Employee Communications

In an age where nearly everyone has a smartphone to capture content and more than a billion people can use Facebook as a platform to publish that content, everyone is now essentially a spokesperson whether they like it or not. An employee’s remarks at an event, posts on Facebook or Twitter or comments in a forum can all make news, good or bad. Savvy PR teams are rolling out policies and processes to enable employees to communicate news about the brand consistently and accurately in order to amplify key messages and minimize risk. A few key tactics include:

  • Creating and distributing social media guidelines for employees
  • Crafting and distributing conversation guides around all key brand news, giving employees an easily digestible and shareable way to leverage important news
  • Conducting in-person social media training sessions with all employees

Executive Visibility

It’s amusing to hear “our CEO doesn’t have time” as an excuse for brands not pushing their leaders to engage directly with customers through social media.

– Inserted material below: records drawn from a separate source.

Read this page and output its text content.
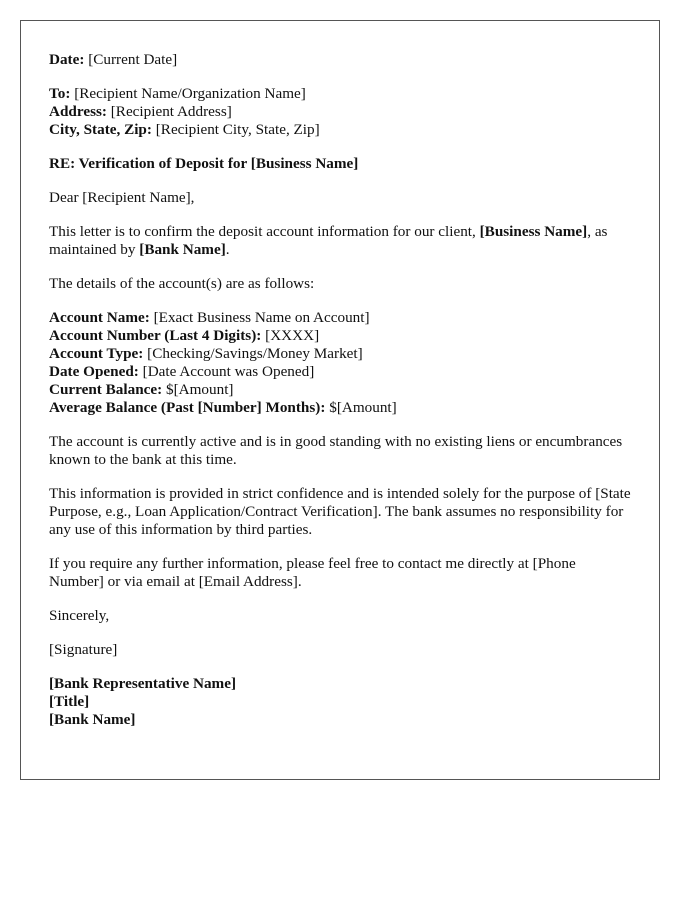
Date: [Current Date]
To: [Recipient Name/Organization Name]
Address: [Recipient Address]
City, State, Zip: [Recipient City, State, Zip]
RE: Verification of Deposit for [Business Name]
Dear [Recipient Name],
This letter is to confirm the deposit account information for our client, [Business Name], as maintained by [Bank Name].
The details of the account(s) are as follows:
Account Name: [Exact Business Name on Account]
Account Number (Last 4 Digits): [XXXX]
Account Type: [Checking/Savings/Money Market]
Date Opened: [Date Account was Opened]
Current Balance: $[Amount]
Average Balance (Past [Number] Months): $[Amount]
The account is currently active and is in good standing with no existing liens or encumbrances known to the bank at this time.
This information is provided in strict confidence and is intended solely for the purpose of [State Purpose, e.g., Loan Application/Contract Verification]. The bank assumes no responsibility for any use of this information by third parties.
If you require any further information, please feel free to contact me directly at [Phone Number] or via email at [Email Address].
Sincerely,
[Signature]
[Bank Representative Name]
[Title]
[Bank Name]
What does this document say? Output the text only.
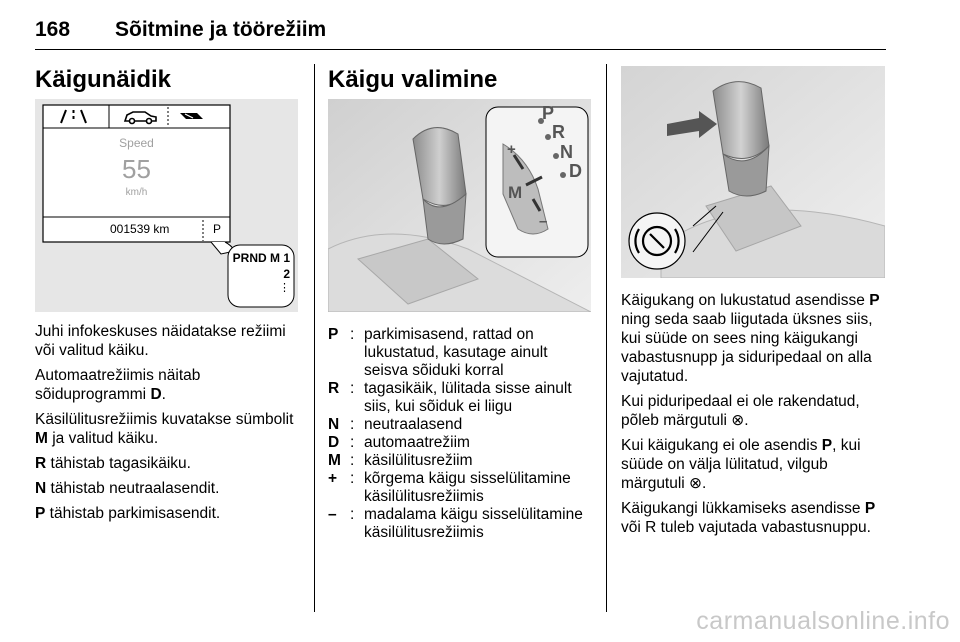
168 Sõitmine ja töörežiim
Käigunäidik
Speed
55
km/h
001539 km	P
PRND M 1
2
⋮

Juhi infokeskuses näidatakse režiimi või valitud käiku.

Automaatrežiimis näitab sõiduprogrammi D.

Käsilülitusrežiimis kuvatakse sümbolit M ja valitud käiku.

R tähistab tagasikäiku.

N tähistab neutraalasendit.

P tähistab parkimisasendit.

Käigu valimine
P
R
N
D
M
+
–
P : parkimisasend, rattad on lukustatud, kasutage ainult seisva sõiduki korral
R : tagasikäik, lülitada sisse ainult siis, kui sõiduk ei liigu
N : neutraalasend
D : automaatrežiim
M : käsilülitusrežiim
+ : kõrgema käigu sisselülitamine käsilülitusrežiimis
– : madalama käigu sisselülitamine käsilülitusrežiimis

Käigukang on lukustatud asendisse P ning seda saab liigutada üksnes siis, kui süüde on sees ning käigukangi vabastusnupp ja siduripedaal on alla vajutatud.

Kui piduripedaal ei ole rakendatud, põleb märgutuli ⊗.

Kui käigukang ei ole asendis P, kui süüde on välja lülitatud, vilgub märgutuli ⊗.

Käigukangi lükkamiseks asendisse P või R tuleb vajutada vabastusnuppu.

carmanualsonline.info
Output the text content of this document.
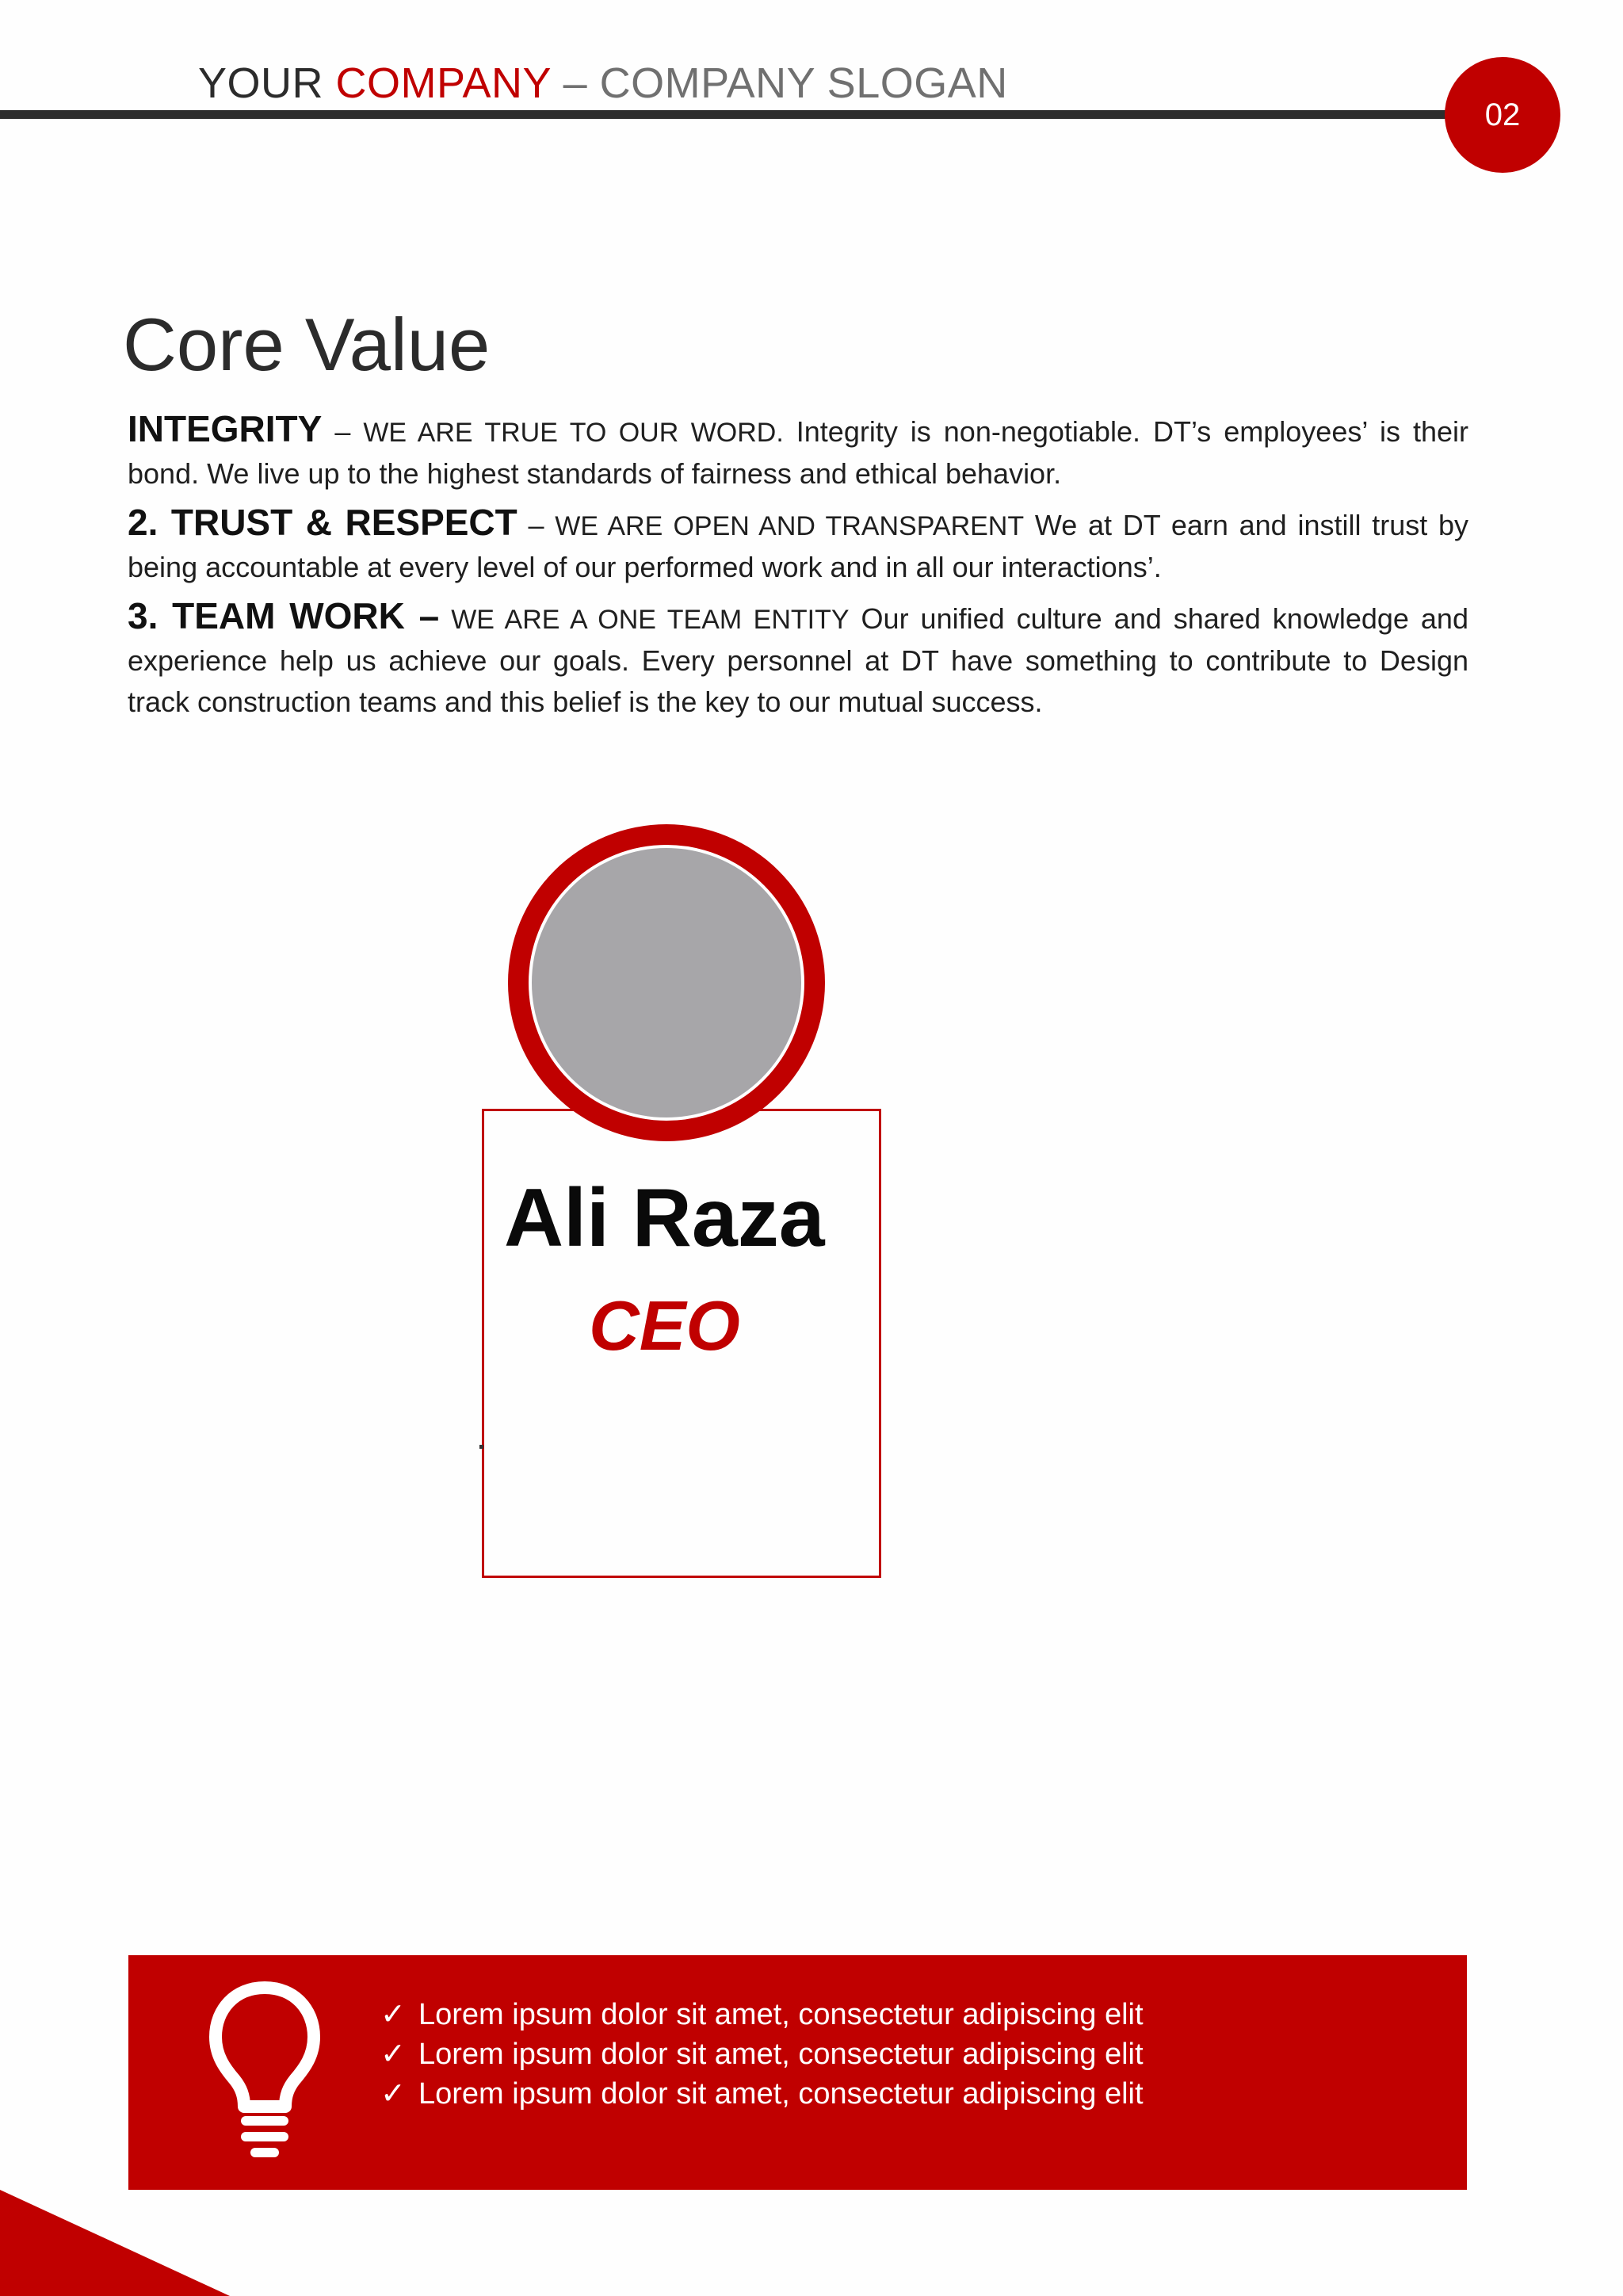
YOUR COMPANY – COMPANY SLOGAN
02
Core Value

INTEGRITY – WE ARE TRUE TO OUR WORD. Integrity is non-negotiable. DT’s employees’ is their bond. We live up to the highest standards of fairness and ethical behavior.

2. TRUST & RESPECT – WE ARE OPEN AND TRANSPARENT We at DT earn and instill trust by being accountable at every level of our performed work and in all our interactions’.

3. TEAM WORK – WE ARE A ONE TEAM ENTITY Our unified culture and shared knowledge and experience help us achieve our goals. Every personnel at DT have something to contribute to Design track construction teams and this belief is the key to our mutual success.

Ali Raza
CEO
✓ Lorem ipsum dolor sit amet, consectetur adipiscing elit
✓ Lorem ipsum dolor sit amet, consectetur adipiscing elit
✓ Lorem ipsum dolor sit amet, consectetur adipiscing elit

Somehow the founder of a business empire (Richard Branson), the president of a major media organization (Arianna Huffington), the President of the United States (Barack Obama) and even Pope Benedict XVI all have an active presence on Twitter, along with countless other high-profile leaders. Many of these same leaders have also leveraged LinkedIn’s thought leadership platform as another way to raise their visibility through a popular social media channel.

But the benefits go beyond increased engagement and visibility. A recent survey published by eMarketer listed a number of business benefits for companies with executives active in social media:

  • 77 percent of respondents said they are more likely or much more likely to purchase a product from a company if its higher-ups are tweeting
  • 78 percent believe CEOs participating on social media leads to better communication
  • 71 percent believe it improves brand image
  • 64 percent believe it offers more transparency
  • 82 percent of employees responding to the survey say they trust a company more if the C-level and other leadership tweets

As the world of communications continues to evolve and the convergence of earned, shared, owned and paid media drives a new level of engagement, it’s time to broaden beyond “traditional PR” and take an integrated approach to be most effective.

6 thoughts on “There’s No Such Thing As “Traditional PR” Anymore

  1. Oh my favorite subject! Someone just said to me the other day, “Are there any PR pros who still only do traditional stuff?” Uh…I spoke at a PR conference in November. There were 1,500 people there. I had them raise their hands if they did more than traditional PR. Three people raised their hands. Three.

    A few comments:
    * On the media relations section and including journalist’s Twitter handles both in your pitching and in your research, I’d add bloggers to that list. You would not believe the horrible pitches I get from PR pros who clearly have never read Spin Sucks or have started a relationship with me. It makes me exclaim, “I hate PR people!” and I am one!
    * A great example of what not to do in crisis is to look at Applebee’s from this past weekend. Oy.
    * The executive visibility one makes me laugh. You’re right…there are plenty of leaders who have a social presence. I think the issue is in how it’s presented. If a leader can’t see the value of it, they’re not going to make time for it.

  2. Totally agree – you need to be digital to get ahead! Having only been in PR for a few years now, digital has been apart of everything I’ve done since day one. This “traditional PR” is what I hear my dad and older PR pros talk about – taking journalists to lunch, having lead time to educate them on the news announcement, etc. We have so much information at our finger tips that we need to start using more. Though once everyone is on board, it becomes “traditional” again, so what’s next?